At times the fantastic elements border on the surreal: dead bodies are inhabited by creatures spawned by, and eventually resembling, the moon; mighty galleons grow out of trees, which have themselves grown from planks of wood; and various characters’ skins are peeled off, to be inhabited by others.  Transformation and mutation become running themes: ‘metamorphosis is the most profound of acts…without it nothing grows, nothing evolves, nothing expands.’  This hybridization, the embrace of the different, and the dark, lurid imagery is reminiscent of China Mieville’s New Crobuzon.  Many of these appropriated weird images, of course, have their roots in folk tales, which themselves have evolved and modified in their telling down the ages.  Valente appears to be going back to the source: New Old Weird anyone?
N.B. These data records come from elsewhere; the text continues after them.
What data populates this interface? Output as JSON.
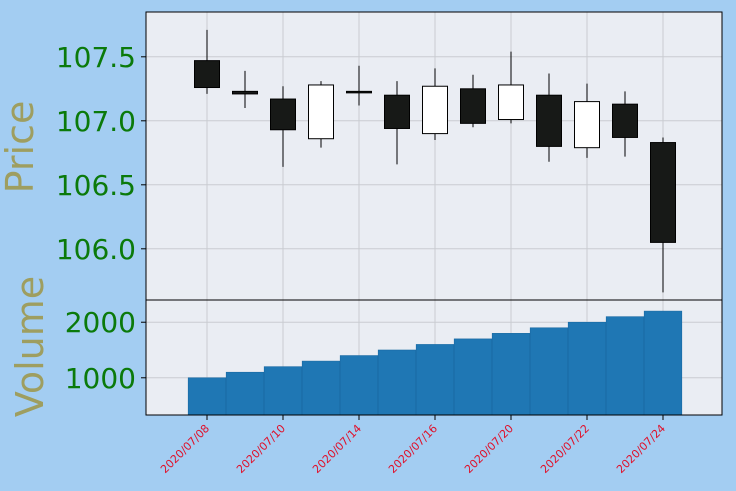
{
  "chart_data": {
    "type": "candlestick",
    "dates": [
      "2020/07/08",
      "2020/07/09",
      "2020/07/10",
      "2020/07/13",
      "2020/07/14",
      "2020/07/15",
      "2020/07/16",
      "2020/07/17",
      "2020/07/20",
      "2020/07/21",
      "2020/07/22",
      "2020/07/23",
      "2020/07/24"
    ],
    "x_tick_labels": [
      "2020/07/08",
      "2020/07/10",
      "2020/07/14",
      "2020/07/16",
      "2020/07/20",
      "2020/07/22",
      "2020/07/24"
    ],
    "x_tick_index": [
      0,
      2,
      4,
      6,
      8,
      10,
      12
    ],
    "ohlc": [
      {
        "open": 107.47,
        "high": 107.71,
        "low": 107.21,
        "close": 107.26
      },
      {
        "open": 107.23,
        "high": 107.39,
        "low": 107.1,
        "close": 107.21
      },
      {
        "open": 107.17,
        "high": 107.27,
        "low": 106.64,
        "close": 106.93
      },
      {
        "open": 106.86,
        "high": 107.31,
        "low": 106.79,
        "close": 107.28
      },
      {
        "open": 107.23,
        "high": 107.43,
        "low": 107.12,
        "close": 107.22
      },
      {
        "open": 107.2,
        "high": 107.31,
        "low": 106.66,
        "close": 106.94
      },
      {
        "open": 106.9,
        "high": 107.41,
        "low": 106.85,
        "close": 107.27
      },
      {
        "open": 107.25,
        "high": 107.36,
        "low": 106.95,
        "close": 106.98
      },
      {
        "open": 107.01,
        "high": 107.54,
        "low": 106.98,
        "close": 107.28
      },
      {
        "open": 107.2,
        "high": 107.37,
        "low": 106.68,
        "close": 106.8
      },
      {
        "open": 106.79,
        "high": 107.29,
        "low": 106.71,
        "close": 107.15
      },
      {
        "open": 107.13,
        "high": 107.23,
        "low": 106.72,
        "close": 106.87
      },
      {
        "open": 106.83,
        "high": 106.87,
        "low": 105.66,
        "close": 106.05
      }
    ],
    "volume": [
      1000,
      1100,
      1200,
      1300,
      1400,
      1500,
      1600,
      1700,
      1800,
      1900,
      2000,
      2100,
      2200
    ],
    "price_ylabel": "Price",
    "volume_ylabel": "Volume",
    "price_ylim": [
      105.6,
      107.85
    ],
    "volume_ylim": [
      330,
      2400
    ],
    "price_yticks": [
      106.0,
      106.5,
      107.0,
      107.5
    ],
    "price_ytick_labels": [
      "106.0",
      "106.5",
      "107.0",
      "107.5"
    ],
    "volume_yticks": [
      1000,
      2000
    ],
    "volume_ytick_labels": [
      "1000",
      "2000"
    ],
    "grid": true,
    "colors": {
      "figure_bg": "#a3cdf2",
      "axes_bg": "#eaedf3",
      "up_candle": "#ffffff",
      "down_candle": "#171917",
      "volume_bar": "#1f77b4",
      "ytick_label": "#0b7a0b",
      "ylabel": "#9e9e60",
      "xtick_label": "#e0102a",
      "grid": "#c9ccd1"
    }
  }
}
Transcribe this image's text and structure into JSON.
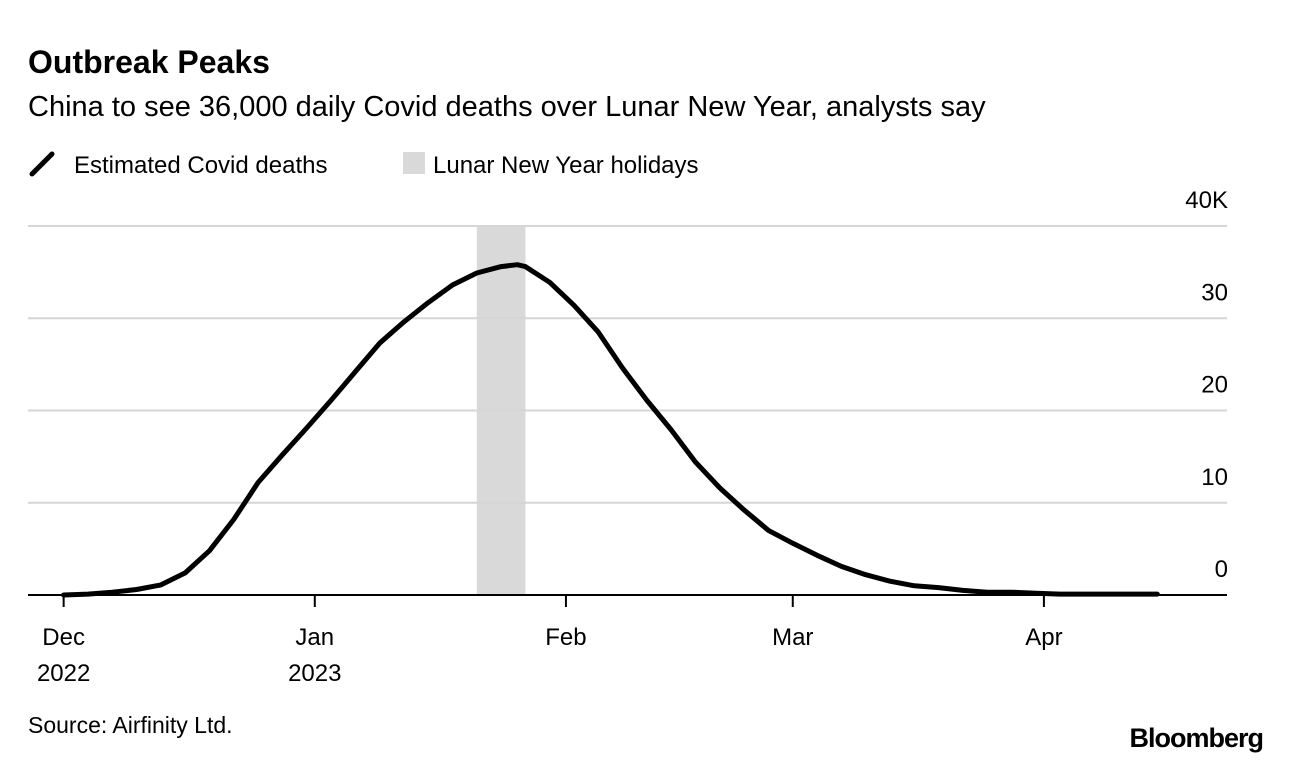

The stories and their Russian doll(s) structure are intriguing in themselves but inevitably, the individual fragments fit together as part of an over-arching tale. Al-A-Nur is the anointed city, a sparkling metropolis of dreams, with fountains of silver and glass and minarets of diamond and topaz,  ‘a carved box which holds the wisdom of the world…the paradise of the rich and wise’.  At the centre of the city, organized in concentric circles are twelve towers, each dedicated to a different religion, except for the central Tower of the Papess, which presides over the other faiths and ensures peace. One tower in particular, dedicated to Saint Sigrid, eventually becomes the focus of the principal story arc as we learn about Sigrid herself and the prophesy which foretells her return.  Al-A-Nur isn’t introduced until half way through the book, though earlier tales refer to it.  Once its presence is established the real arc begins but even then, sub-stories circle around the main thrust of the tale before eventually being drawn in towards the plug-hole of this book’s climax.

There are many thematic strands and my one reservation with this first half of the Orphan’s Tales duology, is that there are perhaps too many for the narrative to bear.  On top of those already mentioned, there’s a clear feminist strand: ‘Being a maiden, you see, is not quite the same as being alive.  It is more like being a statue.’  Plus ruminations on rules: ‘Where there is a witch and a prince there is a way.’; power: ‘Only princes believe in the greater good.  Kings know there is only the reign, and all things may be committed in its holy name.’; pluralism: ‘who can know what happened in the dim dawn of the world?  We do our best with how the world appears in our own eyes.’ and dysfunctional families: ‘it is rarely the places that birth us which see our true worth.’ amongst others.  The motif’s come thick and fast but with the main thrust of the narrative heading elsewhere, there’s a danger of them descending into aphorism, substituting for profundity.  I will withhold judgment on this point, until I’ve read the second installment – In The Cities of Coin and Spice – I hope that some of the more nascent thematic strands will be developed further.

In fact, while In The Night Garden is an engaging and intricate work of literature in its own right, Valente’s ultimate success in crafting a satisfying whole from these extremely promising raw materials, depends on how well the second volume pulls the strands together; something she’ll need to do if the comparisons with Gaiman are to stand up.  That said, this is a fantastic start: Valente has distilled the very essence of fairy-tales to fashion a modern and multi-faceted version of the Arabian Nights. The concentric structure leads to continual delights as the true story unfolds elliptically and while I hope there’s plenty more to come, the tales contained in this volume are more than enough to be going on with.  ‘I shall tell you another, even more strange and wonderful tomorrow, if you will return to the garden of the night.’ The orphan says to her prince.  I’ll certainly be going back, to that enchanted place where stories are told and imaginations can run wild, safe in the knowledge that nothing can harm us, no matter how frightened we may feel; at the end of every day.

Apart from anything else, I’m still waiting for Iggle Piggle to show up.